In patients with cystic fibrosis, Kartagener's syndrome polyps are removed regularly, because in all cases there is a re-growth of formations.

Prevention

There is no specific prevention of the development of chronic polyposis rhinosinusitis. It is recommended to avoid the influence of risk factors, systematically visit doctors for preventive examinations, timely treat any otolaryngologic diseases.

Patients with pre-existing polyposis should make every effort to prevent recurrence of polyp growth. Visits to the doctor are planned according to an individual schedule and include regular examination of the nasal cavity, removal of secretions and accumulations, local treatment with antiseptics. For a long period of time, local therapy with corticosteroids is prescribed. If the patient underwent surgical intervention, then in the future to visit the doctor should be every three months. With previous purulent or fungal lesions of the sinuses, the doctor is visited at least once every six months.

If chronic polyposis rhinosinusitis is combined with bronchial asthma or intolerance to non-steroidal anti-inflammatory drugs, intranasal administration of corticosteroids is prescribed for a long period of time (several years or for life). If the growth of polyps can not be stopped by medication, then repeated intervention is performed, preventing the intensive growth of formations and blocking nasal breathing.

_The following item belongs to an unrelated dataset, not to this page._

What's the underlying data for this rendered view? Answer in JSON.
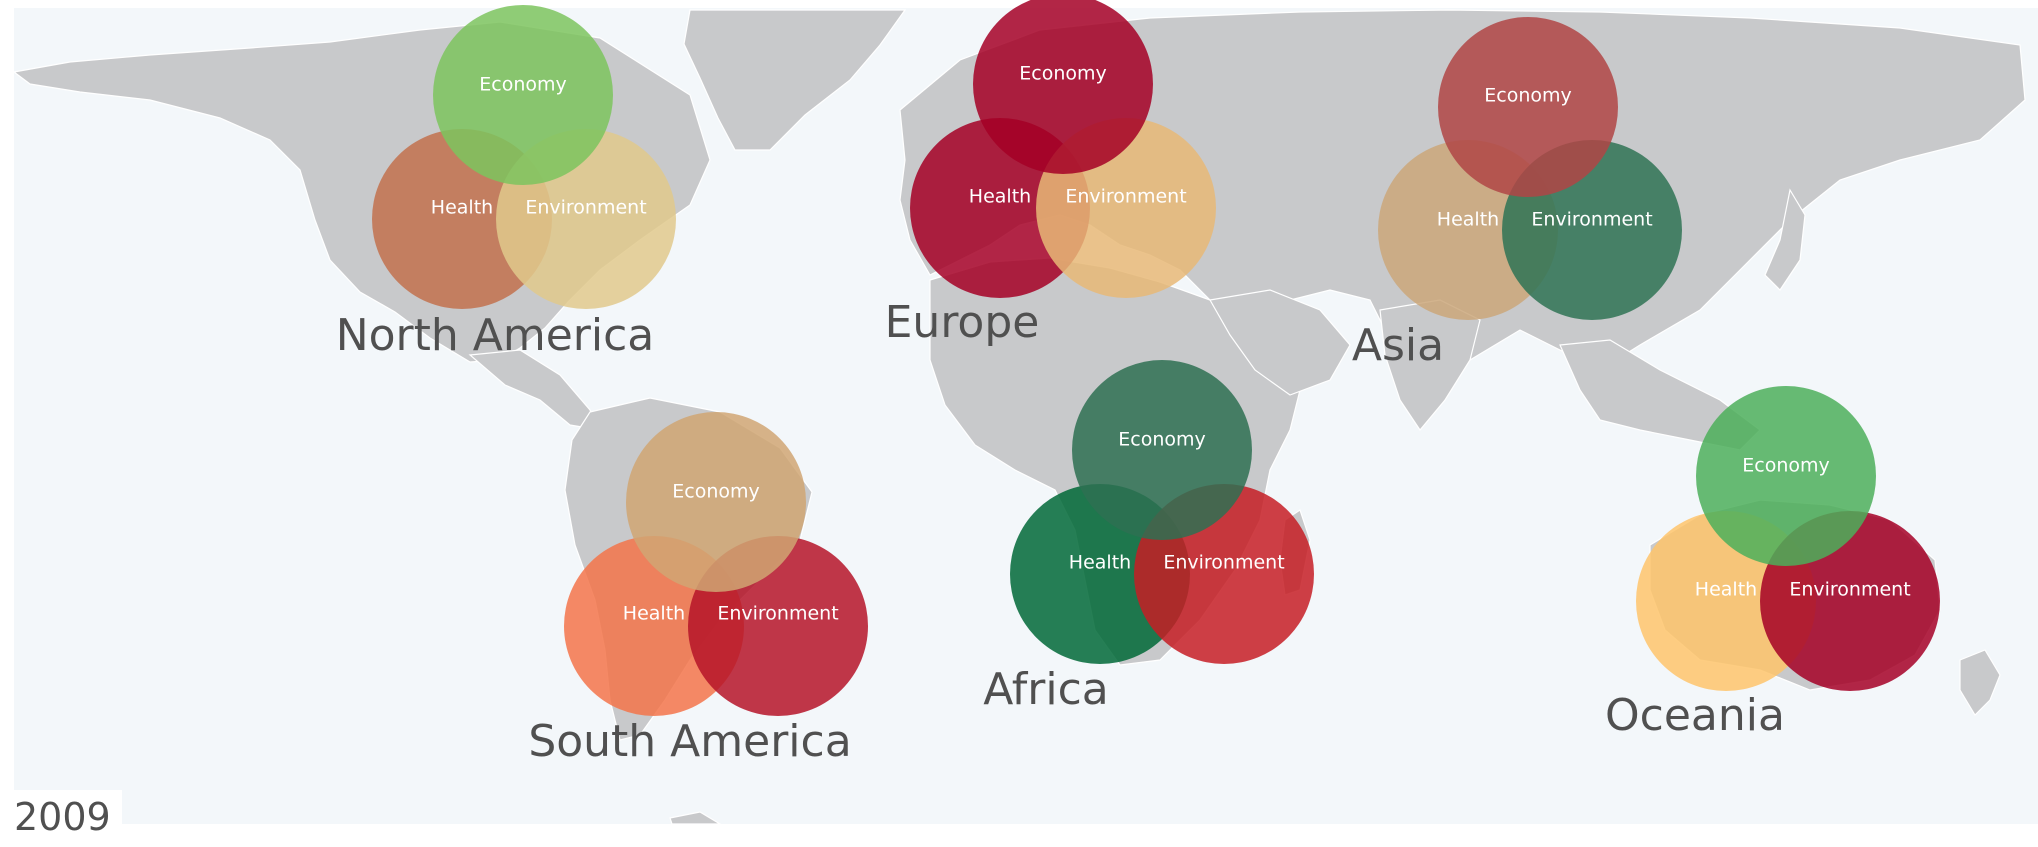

Under favorable circumstances, corticosteroid therapy may be temporarily suspended for the summer period, with resumption in early fall, which is associated with a high risk of starting polyp re-growth.

Forecast

The main goal of treatment is to prolong the asymptomatic period of the disease and improve the patient's quality of life. Most patients have to undergo repeated and multiple endoscopic surgeries, daily intranasal administration of local corticosteroids (often for life, at regular intervals).

Patients are systematically monitored by an otolaryngologist (every 2-3 months). The treatment prognosis depends not only on the surgical intervention performed, the qualifications of the attending physician, but also on the patient's compliance with medical recommendations.

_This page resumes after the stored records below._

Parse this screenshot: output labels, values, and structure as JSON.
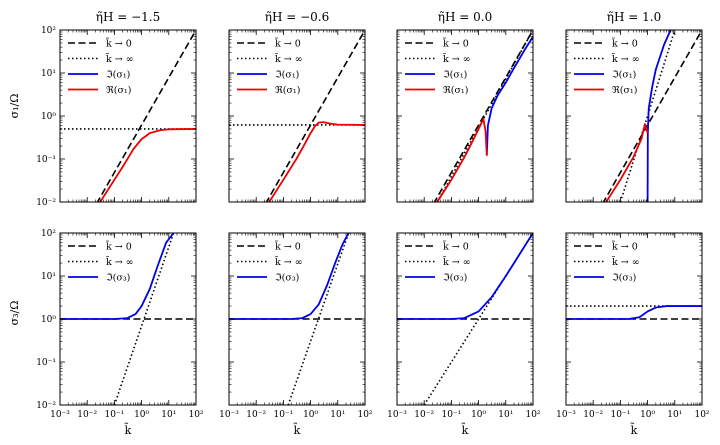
{
  "figure": {
    "row_ylabels": [
      "σ₁/Ω",
      "σ₃/Ω"
    ],
    "xlabel": "k̃",
    "x_tick_labels": [
      "10⁻³",
      "10⁻²",
      "10⁻¹",
      "10⁰",
      "10¹",
      "10²"
    ],
    "y_tick_labels": [
      "10⁻²",
      "10⁻¹",
      "10⁰",
      "10¹",
      "10²"
    ],
    "colors": {
      "black": "#000000",
      "blue": "#0000ee",
      "red": "#ee0000"
    }
  },
  "chart_data": [
    {
      "type": "line",
      "row": 0,
      "col": 0,
      "title": "η̃H = −1.5",
      "xscale": "log",
      "yscale": "log",
      "xlim": [
        0.001,
        100
      ],
      "ylim": [
        0.01,
        100
      ],
      "series": [
        {
          "name": "k̃ → 0",
          "style": "dashed",
          "color": "#000000",
          "x": [
            0.001,
            100
          ],
          "y": [
            0.0003,
            100
          ]
        },
        {
          "name": "k̃ → ∞",
          "style": "dotted",
          "color": "#000000",
          "x": [
            0.001,
            100
          ],
          "y": [
            0.5,
            0.5
          ]
        },
        {
          "name": "ℑ(σ₁)",
          "style": "solid",
          "color": "#0000ee",
          "x": [],
          "y": []
        },
        {
          "name": "ℜ(σ₁)",
          "style": "solid",
          "color": "#ee0000",
          "x": [
            0.03,
            0.1,
            0.2,
            0.5,
            1,
            2,
            5,
            10,
            100
          ],
          "y": [
            0.01,
            0.033,
            0.065,
            0.17,
            0.29,
            0.4,
            0.47,
            0.49,
            0.5
          ]
        }
      ],
      "legend": {
        "entries": [
          "k̃ → 0",
          "k̃ → ∞",
          "ℑ(σ₁)",
          "ℜ(σ₁)"
        ],
        "loc": "upper-left"
      }
    },
    {
      "type": "line",
      "row": 0,
      "col": 1,
      "title": "η̃H = −0.6",
      "xscale": "log",
      "yscale": "log",
      "xlim": [
        0.001,
        100
      ],
      "ylim": [
        0.01,
        100
      ],
      "series": [
        {
          "name": "k̃ → 0",
          "style": "dashed",
          "color": "#000000",
          "x": [
            0.001,
            100
          ],
          "y": [
            0.0003,
            100
          ]
        },
        {
          "name": "k̃ → ∞",
          "style": "dotted",
          "color": "#000000",
          "x": [
            0.001,
            100
          ],
          "y": [
            0.62,
            0.62
          ]
        },
        {
          "name": "ℑ(σ₁)",
          "style": "solid",
          "color": "#0000ee",
          "x": [],
          "y": []
        },
        {
          "name": "ℜ(σ₁)",
          "style": "solid",
          "color": "#ee0000",
          "x": [
            0.03,
            0.1,
            0.3,
            0.6,
            1,
            1.5,
            2,
            3,
            5,
            10,
            100
          ],
          "y": [
            0.01,
            0.033,
            0.1,
            0.22,
            0.4,
            0.6,
            0.7,
            0.72,
            0.67,
            0.63,
            0.62
          ]
        }
      ],
      "legend": {
        "entries": [
          "k̃ → 0",
          "k̃ → ∞",
          "ℑ(σ₁)",
          "ℜ(σ₁)"
        ],
        "loc": "upper-left"
      }
    },
    {
      "type": "line",
      "row": 0,
      "col": 2,
      "title": "η̃H = 0.0",
      "xscale": "log",
      "yscale": "log",
      "xlim": [
        0.001,
        100
      ],
      "ylim": [
        0.01,
        100
      ],
      "series": [
        {
          "name": "k̃ → 0",
          "style": "dashed",
          "color": "#000000",
          "x": [
            0.001,
            100
          ],
          "y": [
            0.0003,
            100
          ]
        },
        {
          "name": "k̃ → ∞",
          "style": "dotted",
          "color": "#000000",
          "x": [
            0.03,
            100
          ],
          "y": [
            0.01,
            100
          ]
        },
        {
          "name": "ℑ(σ₁)",
          "style": "solid",
          "color": "#0000ee",
          "x": [
            2,
            2.2,
            3,
            5,
            10,
            20,
            50,
            100
          ],
          "y": [
            0.12,
            0.6,
            1.5,
            3,
            6,
            13,
            35,
            70
          ]
        },
        {
          "name": "ℜ(σ₁)",
          "style": "solid",
          "color": "#ee0000",
          "x": [
            0.03,
            0.1,
            0.3,
            0.6,
            1,
            1.5,
            1.8,
            2
          ],
          "y": [
            0.01,
            0.033,
            0.11,
            0.26,
            0.5,
            0.85,
            0.45,
            0.12
          ]
        }
      ],
      "legend": {
        "entries": [
          "k̃ → 0",
          "k̃ → ∞",
          "ℑ(σ₁)",
          "ℜ(σ₁)"
        ],
        "loc": "upper-left"
      }
    },
    {
      "type": "line",
      "row": 0,
      "col": 3,
      "title": "η̃H = 1.0",
      "xscale": "log",
      "yscale": "log",
      "xlim": [
        0.001,
        100
      ],
      "ylim": [
        0.01,
        100
      ],
      "series": [
        {
          "name": "k̃ → 0",
          "style": "dashed",
          "color": "#000000",
          "x": [
            0.001,
            100
          ],
          "y": [
            0.0003,
            100
          ]
        },
        {
          "name": "k̃ → ∞",
          "style": "dotted",
          "color": "#000000",
          "x": [
            0.1,
            10
          ],
          "y": [
            0.01,
            100
          ]
        },
        {
          "name": "ℑ(σ₁)",
          "style": "solid",
          "color": "#0000ee",
          "x": [
            1,
            1.02,
            1.1,
            1.5,
            2,
            4,
            7
          ],
          "y": [
            0.01,
            0.4,
            1.5,
            5,
            12,
            45,
            100
          ]
        },
        {
          "name": "ℜ(σ₁)",
          "style": "solid",
          "color": "#ee0000",
          "x": [
            0.03,
            0.1,
            0.3,
            0.6,
            0.8,
            1
          ],
          "y": [
            0.01,
            0.033,
            0.11,
            0.3,
            0.65,
            0.4
          ]
        }
      ],
      "legend": {
        "entries": [
          "k̃ → 0",
          "k̃ → ∞",
          "ℑ(σ₁)",
          "ℜ(σ₁)"
        ],
        "loc": "upper-left"
      }
    },
    {
      "type": "line",
      "row": 1,
      "col": 0,
      "title": "",
      "xscale": "log",
      "yscale": "log",
      "xlim": [
        0.001,
        100
      ],
      "ylim": [
        0.01,
        100
      ],
      "series": [
        {
          "name": "k̃ → 0",
          "style": "dashed",
          "color": "#000000",
          "x": [
            0.001,
            100
          ],
          "y": [
            1,
            1
          ]
        },
        {
          "name": "k̃ → ∞",
          "style": "dotted",
          "color": "#000000",
          "x": [
            0.1,
            15
          ],
          "y": [
            0.01,
            100
          ]
        },
        {
          "name": "ℑ(σ₃)",
          "style": "solid",
          "color": "#0000ee",
          "x": [
            0.001,
            0.1,
            0.3,
            0.6,
            1,
            2,
            4,
            8,
            15
          ],
          "y": [
            1,
            1,
            1.05,
            1.3,
            2,
            5,
            18,
            60,
            100
          ]
        }
      ],
      "legend": {
        "entries": [
          "k̃ → 0",
          "k̃ → ∞",
          "ℑ(σ₃)"
        ],
        "loc": "upper-left"
      }
    },
    {
      "type": "line",
      "row": 1,
      "col": 1,
      "title": "",
      "xscale": "log",
      "yscale": "log",
      "xlim": [
        0.001,
        100
      ],
      "ylim": [
        0.01,
        100
      ],
      "series": [
        {
          "name": "k̃ → 0",
          "style": "dashed",
          "color": "#000000",
          "x": [
            0.001,
            100
          ],
          "y": [
            1,
            1
          ]
        },
        {
          "name": "k̃ → ∞",
          "style": "dotted",
          "color": "#000000",
          "x": [
            0.15,
            25
          ],
          "y": [
            0.01,
            100
          ]
        },
        {
          "name": "ℑ(σ₃)",
          "style": "solid",
          "color": "#0000ee",
          "x": [
            0.001,
            0.2,
            0.5,
            1,
            2,
            4,
            8,
            15,
            25
          ],
          "y": [
            1,
            1,
            1.05,
            1.3,
            2.2,
            6,
            20,
            55,
            100
          ]
        }
      ],
      "legend": {
        "entries": [
          "k̃ → 0",
          "k̃ → ∞",
          "ℑ(σ₃)"
        ],
        "loc": "upper-left"
      }
    },
    {
      "type": "line",
      "row": 1,
      "col": 2,
      "title": "",
      "xscale": "log",
      "yscale": "log",
      "xlim": [
        0.001,
        100
      ],
      "ylim": [
        0.01,
        100
      ],
      "series": [
        {
          "name": "k̃ → 0",
          "style": "dashed",
          "color": "#000000",
          "x": [
            0.001,
            100
          ],
          "y": [
            1,
            1
          ]
        },
        {
          "name": "k̃ → ∞",
          "style": "dotted",
          "color": "#000000",
          "x": [
            0.01,
            100
          ],
          "y": [
            0.01,
            100
          ]
        },
        {
          "name": "ℑ(σ₃)",
          "style": "solid",
          "color": "#0000ee",
          "x": [
            0.001,
            0.1,
            0.3,
            1,
            3,
            10,
            30,
            100
          ],
          "y": [
            1,
            1,
            1.05,
            1.5,
            3.2,
            10,
            30,
            100
          ]
        }
      ],
      "legend": {
        "entries": [
          "k̃ → 0",
          "k̃ → ∞",
          "ℑ(σ₃)"
        ],
        "loc": "upper-left"
      }
    },
    {
      "type": "line",
      "row": 1,
      "col": 3,
      "title": "",
      "xscale": "log",
      "yscale": "log",
      "xlim": [
        0.001,
        100
      ],
      "ylim": [
        0.01,
        100
      ],
      "series": [
        {
          "name": "k̃ → 0",
          "style": "dashed",
          "color": "#000000",
          "x": [
            0.001,
            100
          ],
          "y": [
            1,
            1
          ]
        },
        {
          "name": "k̃ → ∞",
          "style": "dotted",
          "color": "#000000",
          "x": [
            0.001,
            100
          ],
          "y": [
            2,
            2
          ]
        },
        {
          "name": "ℑ(σ₃)",
          "style": "solid",
          "color": "#0000ee",
          "x": [
            0.001,
            0.2,
            0.5,
            1,
            2,
            5,
            100
          ],
          "y": [
            1,
            1,
            1.1,
            1.5,
            1.85,
            2,
            2
          ]
        }
      ],
      "legend": {
        "entries": [
          "k̃ → 0",
          "k̃ → ∞",
          "ℑ(σ₃)"
        ],
        "loc": "upper-left"
      }
    }
  ]
}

It is important to realize that the removal of nasal polyps does not eliminate the root cause of their appearance, so after a certain period of time, the growths may reappear. To reduce the likelihood of recurrence, it is necessary to follow the recommendations of the doctor, and after surgical intervention to undergo a prolonged course of drug therapy.

Polyposis rhinosinusitis and the army

If a conscript is diagnosed with polyps of the nose and sinuses, he can be assigned such categories of eligibility:

  • fit for military service;
  • restricted.

Restrictions on service are possible if chronic polyposis sinusitis is officially confirmed, including a CT scan. In addition, at the time of enlistment, the patient must be on the dispensary register for at least six months.

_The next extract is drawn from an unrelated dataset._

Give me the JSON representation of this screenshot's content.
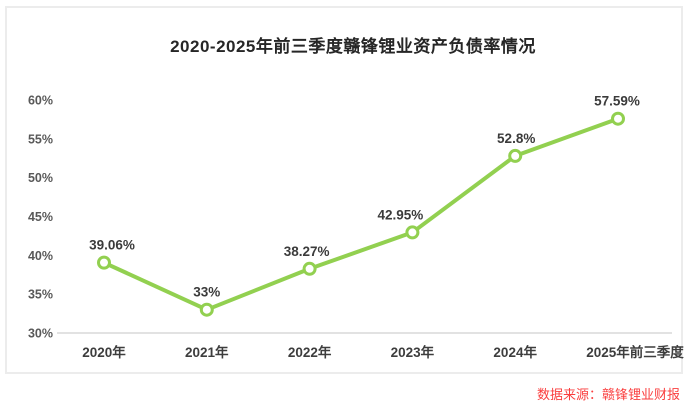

If the conscript had a surgical operation to remove the growths, and at the same time the formation of recurrences did not occur, and there is no danger to health, the category "fit for military service" is assigned.

If there is documentary evidence of regular recurrence of neoplasms, respiratory problems, if there are complications of rhinosinusitis, then we can talk about restrictions on fitness, less often - about unfit for service.

In most cases, chronic polyposis rhinosinusitis in the acute phase becomes an indication for deferment from mobilization and compulsory service.